L'importance du différend sur l'indemnisation n'était cependant pas simplement financière. Les deux parties ont compris que le statut impérial était la question clé en jeu. La Russie a ressenti le besoin de retrouver une partie du prestige qu'elle avait perdu sur le champ de bataille en rejetant sans détour les revendications d'un État asiatique de réclamer des butins de guerre, et le Japon a estimé qu'il devait être en mesure de faire valoir une réclamation d'indemnisation sur un empire européen pour d'être accepté dans le club des grandes puissances. C'était ce concours à gros enjeux que Witte avait remporté. Après la signature du traité, la délégation russe s'est retirée dans ses chambres pour célébrer, tandis que la délégation japonaise pleurait dans leurs quartiers. Leur consternation a été partagée par les foules de Tokyo, qui se sont révoltées en entendant les détails du traité. La soi-disant émeute de Hibiya a fait dix-sept morts et a démontré l'engagement public envers l'empire de la part des citoyens japonais urbains. Cette manifestation de «démocratie impériale» aurait des répercussions importantes sur la politique japonaise dans les décennies suivantes.

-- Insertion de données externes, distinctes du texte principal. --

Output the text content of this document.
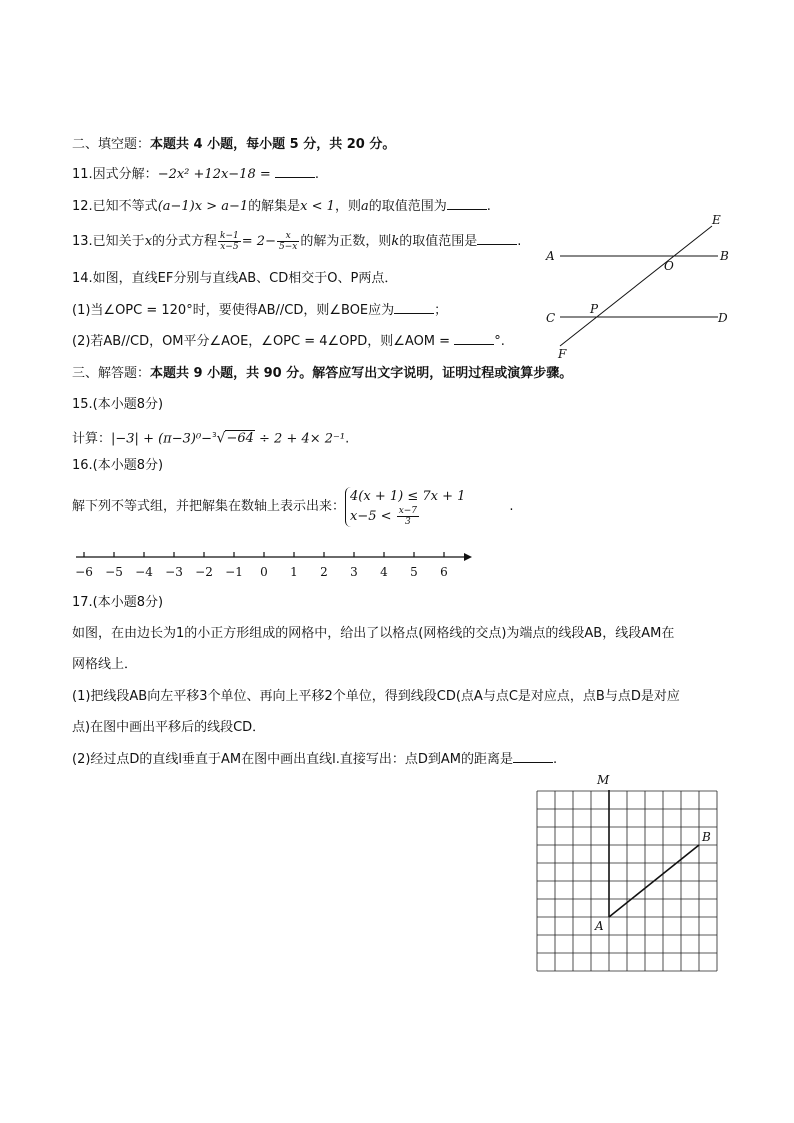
二、填空题：本题共 4 小题，每小题 5 分，共 20 分。
11.因式分解：−2x² +12x−18 =	.
12.已知不等式(a−1)x > a−1的解集是x < 1，则a的取值范围为	.
13.已知关于x的分式方程 $\frac{k-1}{x-5} = 2- \frac{x}{5-x}$ 的解为正数，则k的取值范围是	.
14.如图，直线EF分别与直线AB、CD相交于O、P两点．
(1)当∠OPC = 120°时，要使得AB//CD，则∠BOE应为	；
(2)若AB//CD，OM平分∠AOE，∠OPC = 4∠OPD，则∠AOM =	°.
A	B
C	D
E
F
O
P
三、解答题：本题共 9 小题，共 90 分。解答应写出文字说明，证明过程或演算步骤。
15.(本小题8分)
计算：|−3| + (π−3)⁰−$^3$√−64 ÷ 2 + 4× 2⁻¹.
16.(本小题8分)
解下列不等式组，并把解集在数轴上表示出来：
4(x + 1) ≤ 7x + 1
$x-5 < \frac{x-7}{3}$	.
−6 −5 −4 −3 −2 −1 0 1 2 3 4 5 6
17.(本小题8分)
如图，在由边长为1的小正方形组成的网格中，给出了以格点(网格线的交点)为端点的线段AB，线段AM在
网格线上．
(1)把线段AB向左平移3个单位、再向上平移2个单位，得到线段CD(点A与点C是对应点，点B与点D是对应
点)在图中画出平移后的线段CD．
(2)经过点D的直线l垂直于AM在图中画出直线l.直接写出：点D到AM的距离是	.
M
A
B
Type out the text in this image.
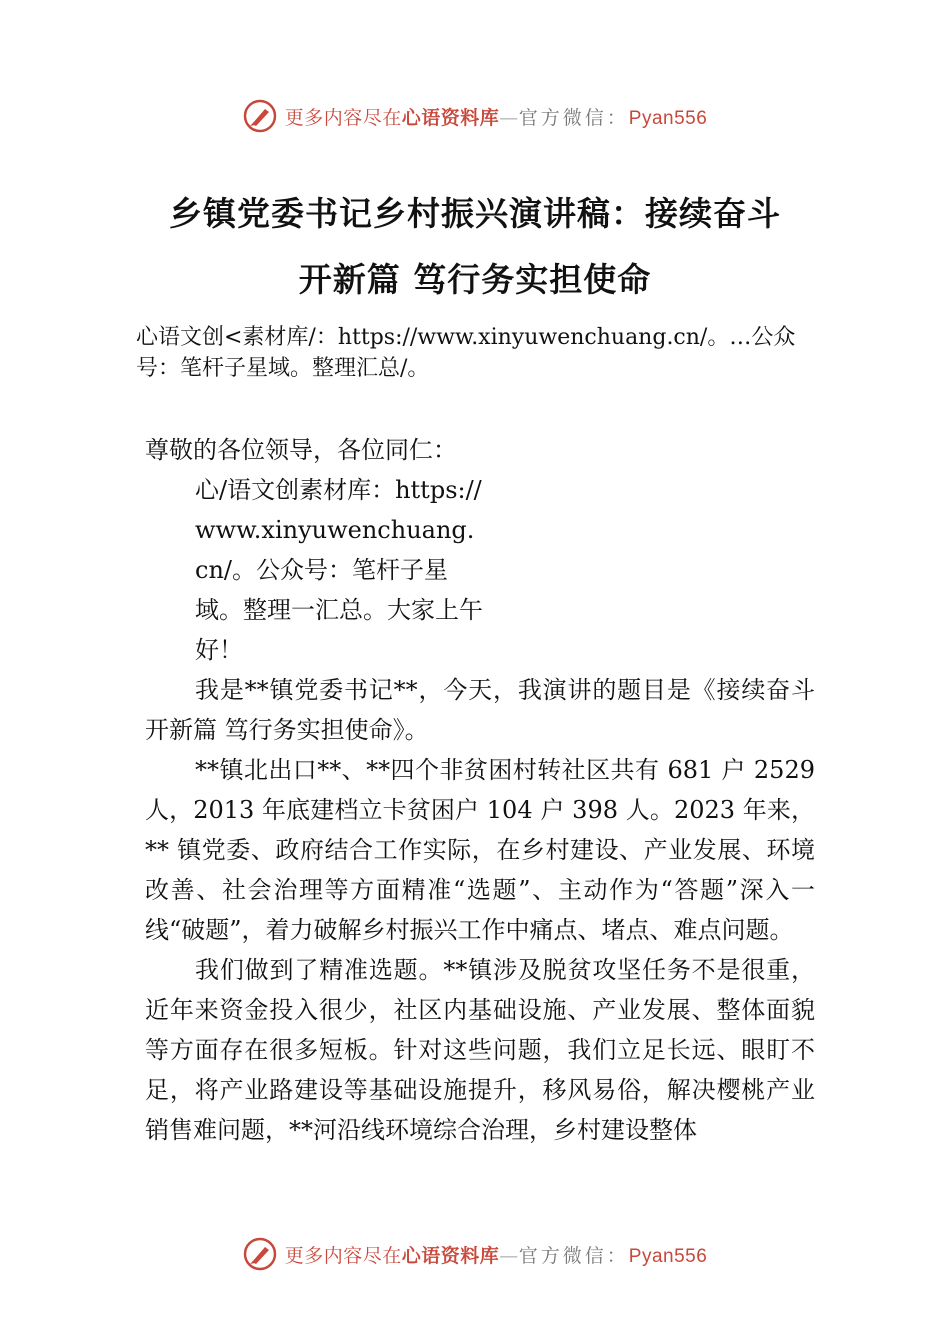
更多内容尽在心语资料库—官方微信：Pyan556
乡镇党委书记乡村振兴演讲稿：接续奋斗
开新篇 笃行务实担使命
心语文创<素材库/：https://www.xinyuwenchuang.cn/。…公众号：笔杆子星域。整理汇总/。

尊敬的各位领导，各位同仁：

心/语文创素材库：https://www.xinyuwenchuang.cn/。公众号：笔杆子星域。整理一汇总。大家上午好！

我是**镇党委书记**，今天，我演讲的题目是《接续奋斗开新篇 笃行务实担使命》。

**镇北出口**、**四个非贫困村转社区共有 681 户 2529 人，2013 年底建档立卡贫困户 104 户 398 人。2023 年来，** 镇党委、政府结合工作实际，在乡村建设、产业发展、环境改善、社会治理等方面精准“选题”、主动作为“答题”深入一线“破题”，着力破解乡村振兴工作中痛点、堵点、难点问题。

我们做到了精准选题。**镇涉及脱贫攻坚任务不是很重，近年来资金投入很少，社区内基础设施、产业发展、整体面貌等方面存在很多短板。针对这些问题，我们立足长远、眼盯不足，将产业路建设等基础设施提升，移风易俗，解决樱桃产业销售难问题，**河沿线环境综合治理，乡村建设整体

更多内容尽在心语资料库—官方微信：Pyan556
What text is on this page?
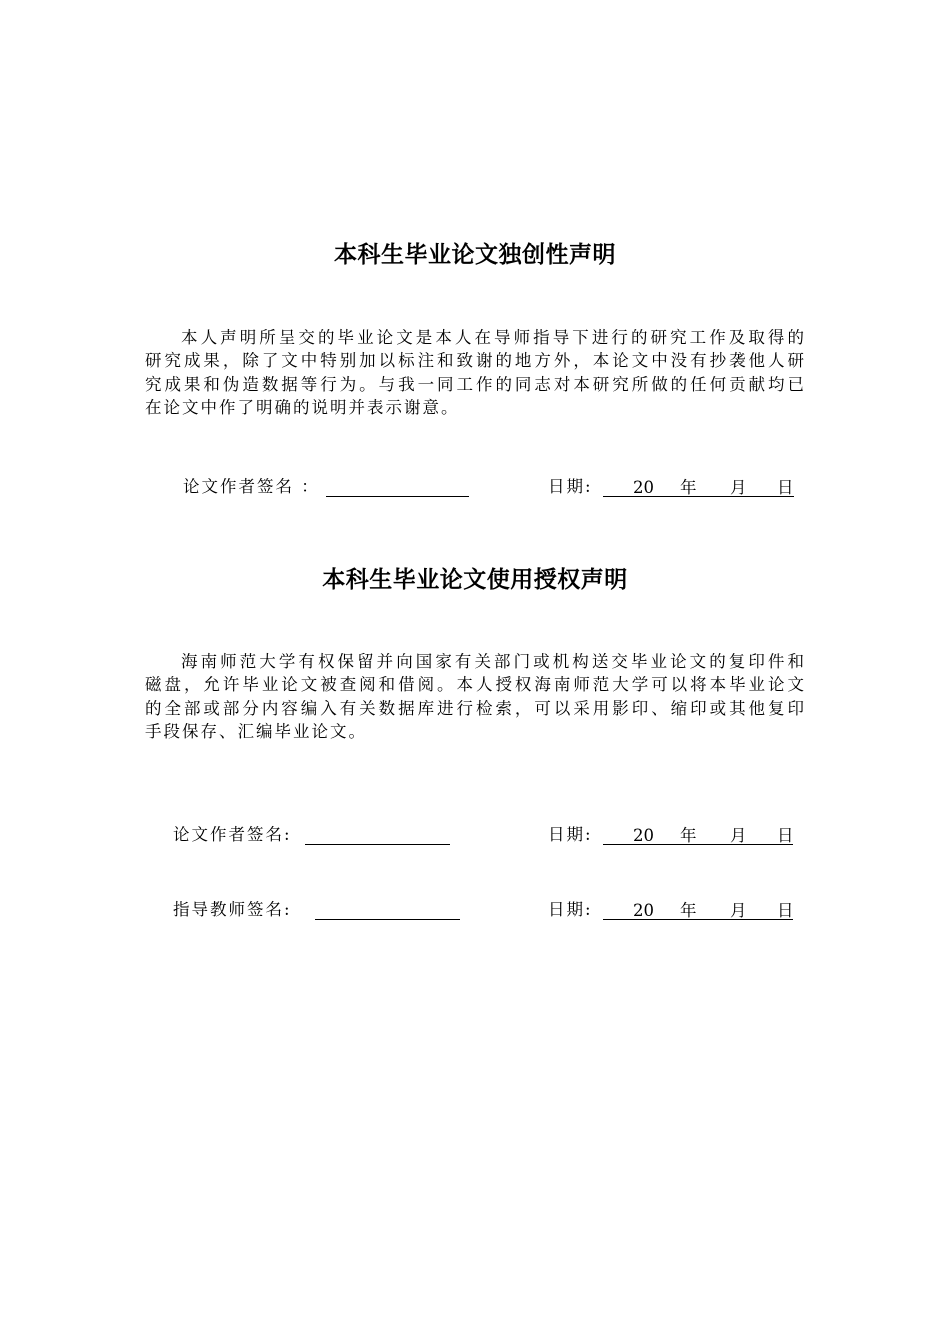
本科生毕业论文独创性声明

本人声明所呈交的毕业论文是本人在导师指导下进行的研究工作及取得的
研究成果，除了文中特别加以标注和致谢的地方外，本论文中没有抄袭他人研
究成果和伪造数据等行为。与我一同工作的同志对本研究所做的任何贡献均已
在论文中作了明确的说明并表示谢意。

论文作者签名 ：	日期: 20 年 月 日
本科生毕业论文使用授权声明

海南师范大学有权保留并向国家有关部门或机构送交毕业论文的复印件和
磁盘，允许毕业论文被查阅和借阅。本人授权海南师范大学可以将本毕业论文
的全部或部分内容编入有关数据库进行检索，可以采用影印、缩印或其他复印
手段保存、汇编毕业论文。

论文作者签名:	日期: 20 年 月 日
指导教师签名:	日期: 20 年 月 日
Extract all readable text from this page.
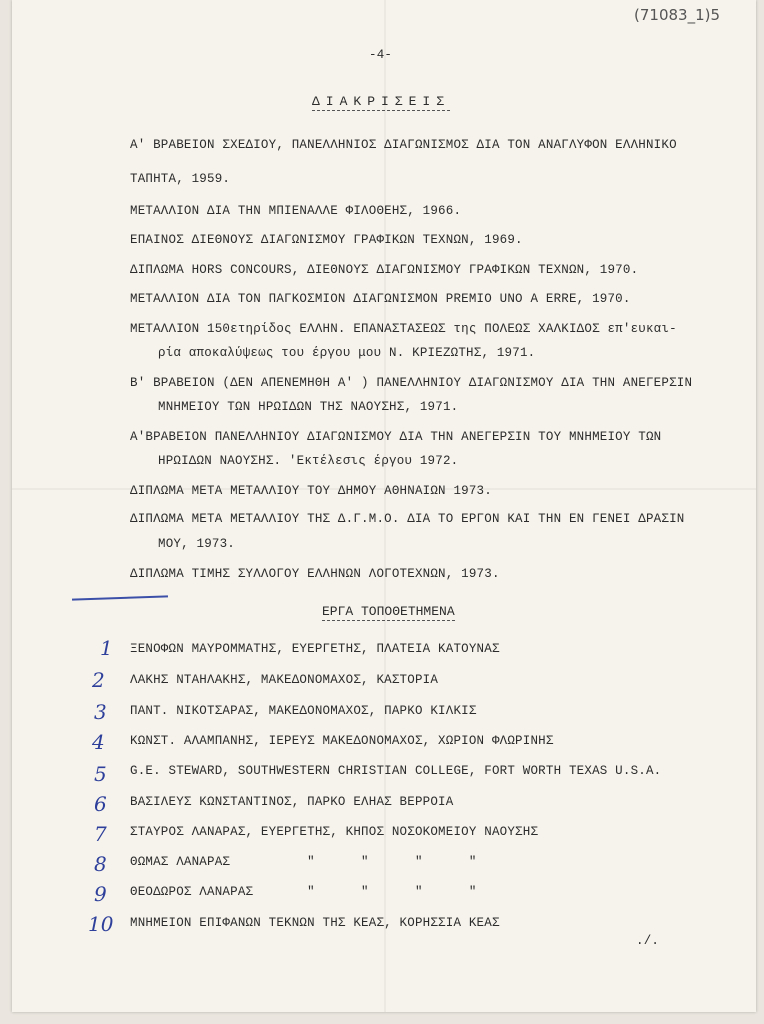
(71083_1)5
-4-
ΔΙΑΚΡΙΣΕΙΣ
Α' ΒΡΑΒΕΙΟΝ ΣΧΕΔΙΟΥ, ΠΑΝΕΛΛΗΝΙΟΣ ΔΙΑΓΩΝΙΣΜΟΣ ΔΙΑ ΤΟΝ ΑΝΑΓΛΥΦΟΝ ΕΛΛΗΝΙΚΟ
ΤΑΠΗΤΑ, 1959.
ΜΕΤΑΛΛΙΟΝ ΔΙΑ ΤΗΝ ΜΠΙΕΝΑΛΛΕ ΦΙΛΟΘΕΗΣ, 1966.
ΕΠΑΙΝΟΣ ΔΙΕΘΝΟΥΣ ΔΙΑΓΩΝΙΣΜΟΥ ΓΡΑΦΙΚΩΝ ΤΕΧΝΩΝ, 1969.
ΔΙΠΛΩΜΑ HORS CONCOURS, ΔΙΕΘΝΟΥΣ ΔΙΑΓΩΝΙΣΜΟΥ ΓΡΑΦΙΚΩΝ ΤΕΧΝΩΝ, 1970.
ΜΕΤΑΛΛΙΟΝ ΔΙΑ ΤΟΝ ΠΑΓΚΟΣΜΙΟΝ ΔΙΑΓΩΝΙΣΜΟΝ PREMIO UNO A ERRE, 1970.
ΜΕΤΑΛΛΙΟΝ 150ετηρίδος ΕΛΛΗΝ. ΕΠΑΝΑΣΤΑΣΕΩΣ της ΠΟΛΕΩΣ ΧΑΛΚΙΔΟΣ επ'ευκαι-
ρία αποκαλύψεως του έργου μου Ν. ΚΡΙΕΖΩΤΗΣ, 1971.
Β' ΒΡΑΒΕΙΟΝ (ΔΕΝ ΑΠΕΝΕΜΗΘΗ Α' ) ΠΑΝΕΛΛΗΝΙΟΥ ΔΙΑΓΩΝΙΣΜΟΥ ΔΙΑ ΤΗΝ ΑΝΕΓΕΡΣΙΝ
ΜΝΗΜΕΙΟΥ ΤΩΝ ΗΡΩΙΔΩΝ ΤΗΣ ΝΑΟΥΣΗΣ, 1971.
Α'ΒΡΑΒΕΙΟΝ ΠΑΝΕΛΛΗΝΙΟΥ ΔΙΑΓΩΝΙΣΜΟΥ ΔΙΑ ΤΗΝ ΑΝΕΓΕΡΣΙΝ ΤΟΥ ΜΝΗΜΕΙΟΥ ΤΩΝ
ΗΡΩΙΔΩΝ ΝΑΟΥΣΗΣ. 'Εκτέλεσις έργου 1972.
ΔΙΠΛΩΜΑ ΜΕΤΑ ΜΕΤΑΛΛΙΟΥ ΤΟΥ ΔΗΜΟΥ ΑΘΗΝΑΙΩΝ 1973.
ΔΙΠΛΩΜΑ ΜΕΤΑ ΜΕΤΑΛΛΙΟΥ ΤΗΣ Δ.Γ.Μ.Ο. ΔΙΑ ΤΟ ΕΡΓΟΝ ΚΑΙ ΤΗΝ ΕΝ ΓΕΝΕΙ ΔΡΑΣΙΝ
ΜΟΥ, 1973.
ΔΙΠΛΩΜΑ ΤΙΜΗΣ ΣΥΛΛΟΓΟΥ ΕΛΛΗΝΩΝ ΛΟΓΟΤΕΧΝΩΝ, 1973.
ΕΡΓΑ ΤΟΠΟΘΕΤΗΜΕΝΑ
1 ΞΕΝΟΦΩΝ ΜΑΥΡΟΜΜΑΤΗΣ, ΕΥΕΡΓΕΤΗΣ, ΠΛΑΤΕΙΑ ΚΑΤΟΥΝΑΣ
2 ΛΑΚΗΣ ΝΤΑΗΛΑΚΗΣ, ΜΑΚΕΔΟΝΟΜΑΧΟΣ, ΚΑΣΤΟΡΙΑ
3 ΠΑΝΤ. ΝΙΚΟΤΣΑΡΑΣ, ΜΑΚΕΔΟΝΟΜΑΧΟΣ, ΠΑΡΚΟ ΚΙΛΚΙΣ
4 ΚΩΝΣΤ. ΑΛΑΜΠΑΝΗΣ, ΙΕΡΕΥΣ ΜΑΚΕΔΟΝΟΜΑΧΟΣ, ΧΩΡΙΟΝ ΦΛΩΡΙΝΗΣ
5 G.E. STEWARD, SOUTHWESTERN CHRISTIAN COLLEGE, FORT WORTH TEXAS U.S.A.
6 ΒΑΣΙΛΕΥΣ ΚΩΝΣΤΑΝΤΙΝΟΣ, ΠΑΡΚΟ ΕΛΗΑΣ ΒΕΡΡΟΙΑ
7 ΣΤΑΥΡΟΣ ΛΑΝΑΡΑΣ, ΕΥΕΡΓΕΤΗΣ, ΚΗΠΟΣ ΝΟΣΟΚΟΜΕΙΟΥ ΝΑΟΥΣΗΣ
8 ΘΩΜΑΣ ΛΑΝΑΡΑΣ          "      "      "      "
9 ΘΕΟΔΩΡΟΣ ΛΑΝΑΡΑΣ       "      "      "      "
10 ΜΝΗΜΕΙΟΝ ΕΠΙΦΑΝΩΝ ΤΕΚΝΩΝ ΤΗΣ ΚΕΑΣ, ΚΟΡΗΣΣΙΑ ΚΕΑΣ
./.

Les Russes semblent avoir conservé leur statut de Grande Puissance aux dépens de leurs homologues diplomatiques japonais. Mais des observateurs plus attentifs n'ont pas été dupes. Le succès militaire japonais a impressionné les nombreux observateurs militaires neutres affectés sur les champs de bataille de Mandchourie, et la défaite russe a causé une profonde inquiétude pour ses alliés et chez eux. L'armée russe s'est maintenant concentrée sur la réforme et a tenté de rester à l'écart des enchevêtrements asiatiques. L'équilibre des pouvoirs avait clairement changé en Asie de l'Est.